Evaluation#

Synthesized contains a variety of methods that can be used to assess the quality and utility of the generated synthetic data empirically and visually.

Univariate Metrics

KolmogorovSmirnovDistance()

Kolmogorov-Smirnov statistic between two continuous variables.

EarthMoversDistance()

Earth mover's distance (aka 1-Wasserstein distance) between two nominal variables.

Multivariate Metrics

CramersV()

Cramér's V correlation coefficient between nominal variables.

KendallTauCorrelation([max_p_value, ...])

Kendall's Tau correlation coefficient between ordinal variables.

CategoricalLogisticR2()

McFadden's pseudo R-squared coefficient between categorical and continuous variables.

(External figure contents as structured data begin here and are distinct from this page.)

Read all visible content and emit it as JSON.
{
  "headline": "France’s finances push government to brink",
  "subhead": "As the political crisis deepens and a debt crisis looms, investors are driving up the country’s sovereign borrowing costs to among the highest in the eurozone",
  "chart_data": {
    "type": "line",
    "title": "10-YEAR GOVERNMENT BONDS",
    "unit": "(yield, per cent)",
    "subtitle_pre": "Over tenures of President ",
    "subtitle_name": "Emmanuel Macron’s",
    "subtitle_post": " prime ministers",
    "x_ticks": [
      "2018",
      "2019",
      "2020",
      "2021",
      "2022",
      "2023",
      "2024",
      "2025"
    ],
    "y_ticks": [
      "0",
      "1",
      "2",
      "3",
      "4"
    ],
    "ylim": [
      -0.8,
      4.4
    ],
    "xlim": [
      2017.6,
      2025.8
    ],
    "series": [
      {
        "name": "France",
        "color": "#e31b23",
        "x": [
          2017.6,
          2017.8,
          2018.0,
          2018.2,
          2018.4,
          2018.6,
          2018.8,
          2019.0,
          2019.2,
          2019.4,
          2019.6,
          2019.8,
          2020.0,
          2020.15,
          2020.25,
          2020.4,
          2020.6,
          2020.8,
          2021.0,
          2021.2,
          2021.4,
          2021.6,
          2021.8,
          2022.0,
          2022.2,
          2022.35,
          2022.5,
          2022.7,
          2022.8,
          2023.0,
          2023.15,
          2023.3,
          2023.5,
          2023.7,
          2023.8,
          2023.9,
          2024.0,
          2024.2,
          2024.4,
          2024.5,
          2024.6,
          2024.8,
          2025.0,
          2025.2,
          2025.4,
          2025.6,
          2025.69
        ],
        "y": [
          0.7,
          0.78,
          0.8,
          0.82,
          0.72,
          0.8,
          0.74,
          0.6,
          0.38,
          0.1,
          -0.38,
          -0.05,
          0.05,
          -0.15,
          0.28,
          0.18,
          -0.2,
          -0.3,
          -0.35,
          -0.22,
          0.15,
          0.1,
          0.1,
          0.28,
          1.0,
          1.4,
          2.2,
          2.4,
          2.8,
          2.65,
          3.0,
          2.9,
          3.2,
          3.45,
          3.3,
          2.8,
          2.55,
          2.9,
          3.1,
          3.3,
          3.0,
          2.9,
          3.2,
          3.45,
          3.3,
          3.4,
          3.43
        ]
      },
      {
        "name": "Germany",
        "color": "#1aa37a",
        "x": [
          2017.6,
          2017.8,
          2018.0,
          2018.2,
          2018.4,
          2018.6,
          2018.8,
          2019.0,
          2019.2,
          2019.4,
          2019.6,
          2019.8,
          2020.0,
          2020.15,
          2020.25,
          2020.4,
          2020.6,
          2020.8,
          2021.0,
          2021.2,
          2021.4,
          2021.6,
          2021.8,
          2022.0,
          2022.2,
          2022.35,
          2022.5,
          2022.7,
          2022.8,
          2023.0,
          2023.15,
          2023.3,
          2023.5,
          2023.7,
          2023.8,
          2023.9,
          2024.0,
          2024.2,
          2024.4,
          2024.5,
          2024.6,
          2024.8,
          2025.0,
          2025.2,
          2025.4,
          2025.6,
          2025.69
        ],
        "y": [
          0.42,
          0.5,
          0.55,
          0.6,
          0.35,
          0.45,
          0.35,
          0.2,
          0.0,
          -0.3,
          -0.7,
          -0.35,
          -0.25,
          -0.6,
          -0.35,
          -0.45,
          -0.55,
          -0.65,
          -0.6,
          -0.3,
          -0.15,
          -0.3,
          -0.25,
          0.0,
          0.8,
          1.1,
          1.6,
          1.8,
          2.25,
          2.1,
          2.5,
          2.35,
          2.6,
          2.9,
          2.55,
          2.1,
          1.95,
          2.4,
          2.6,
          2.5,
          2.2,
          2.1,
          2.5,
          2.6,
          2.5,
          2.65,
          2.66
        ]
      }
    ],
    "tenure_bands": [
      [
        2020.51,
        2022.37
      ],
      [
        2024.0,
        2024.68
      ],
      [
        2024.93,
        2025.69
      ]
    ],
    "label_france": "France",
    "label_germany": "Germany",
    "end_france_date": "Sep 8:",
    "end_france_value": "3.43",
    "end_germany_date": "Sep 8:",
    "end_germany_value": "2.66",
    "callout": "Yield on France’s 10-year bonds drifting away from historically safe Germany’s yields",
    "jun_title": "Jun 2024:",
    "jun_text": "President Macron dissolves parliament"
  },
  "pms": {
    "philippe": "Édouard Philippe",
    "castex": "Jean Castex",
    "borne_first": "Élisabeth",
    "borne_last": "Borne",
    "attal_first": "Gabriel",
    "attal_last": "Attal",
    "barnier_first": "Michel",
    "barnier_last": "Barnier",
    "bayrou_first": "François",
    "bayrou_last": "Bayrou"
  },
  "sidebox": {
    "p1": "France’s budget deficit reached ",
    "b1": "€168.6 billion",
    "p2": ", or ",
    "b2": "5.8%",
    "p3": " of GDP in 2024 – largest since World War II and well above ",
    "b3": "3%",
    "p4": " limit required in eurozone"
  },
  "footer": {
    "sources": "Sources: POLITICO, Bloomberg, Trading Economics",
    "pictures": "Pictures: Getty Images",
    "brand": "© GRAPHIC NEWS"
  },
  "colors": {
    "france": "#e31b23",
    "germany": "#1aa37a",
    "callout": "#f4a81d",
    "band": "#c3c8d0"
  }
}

SpearmanRhoCorrelation([max_p_value])

Spearman's rank correlation coefficient between ordinal variables.

Modelling Metrics

predictive_modelling_score(data, y_label, ...)

Calculates the R-squared or ROC AUC score of a given model trained on a given dataset.

predictive_modelling_comparison(data, ...[, ...])

Compare the R-squared or ROC AUC score of a model trained on original data and synthetic data, and tested on hold-out sample of original data.

Plotting & Analysis

Assessor(df_meta)

A universal set of utilities that let you to assess the quality of synthetic against original data.